Malcolm_Crum · August 30, 2021, 10:58pm

1. Caddy version (`caddy version`):

v2.4.3 h1:Y1FaV2N4WO3rBqxSYA8UZsZTQdN+PwcoOcAiZTM8C0I=

2. How I run Caddy:

a. System environment:

OSX 11.2.3 (20D91)

b. Command:

caddy run

d. My complete Caddyfile or JSON config:

:80 {
    reverse_proxy http://localhost:4568 {
        lb_try_duration 10s
    }
}

3. The problem I’m having:

I’m trying to achieve a dead simple zero downtime deployment, with just a single backend server. I noticed that Caddy will buffer my requests when my backend goes down with the lb_try_duration setting, which is really helpful - I don’t mind if users have delayed responses, as long as they don’t see errors.

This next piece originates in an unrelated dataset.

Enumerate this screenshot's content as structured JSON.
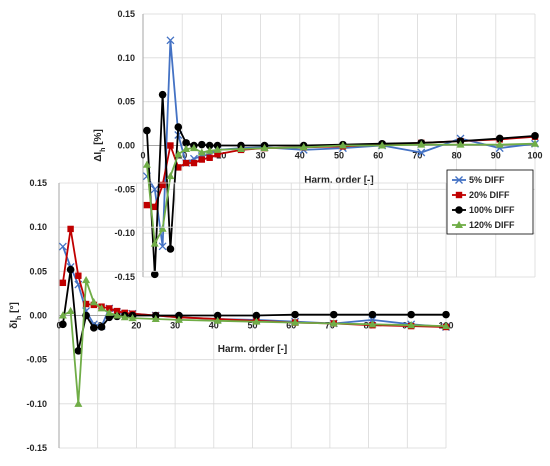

However, I have an application that uses Spark (https://sparkjava.com/), which eagerly starts the server - if I register 10 routes, the web server will start serving content when the first route is loaded, and I try to query the tenth route when the first ones are still loading, I’ll get a 404.

What I imagined I could do was to set a health endpoint that just returns 200 and set it as my last loaded route in Spark. Then, when my service went down to restart, I’d have Caddy poll /health to verify it’s back up, then forward the requests on. But I can’t figure out how to do this - it’s an odd combination of passive checks (to know it’s down) and active (to know it’s back up).

Is this possible?

francislavoie · August 31, 2021, 3:47am

Yeah, that can work fine. The upstream will only be marked healthy if both active and passive health checks say it’s good to go.

You’ll probably want to adjust the transport’s dial_timeout btw, because otherwise lb_try_duration might get missed from the timeout being greater than the try duration.

Malcolm_Crum · August 31, 2021, 8:16pm

Fantastic! It all works great. For reference, here’s what I went with:

my.domain.com {
     reverse_proxy http://localhost:4567 {
            lb_try_duration 60s
            fail_duration 1s
            health_uri /health
            health_interval 1s
    }
}

system · September 29, 2021, 10:58pm

This topic was automatically closed after 30 days. New replies are no longer allowed.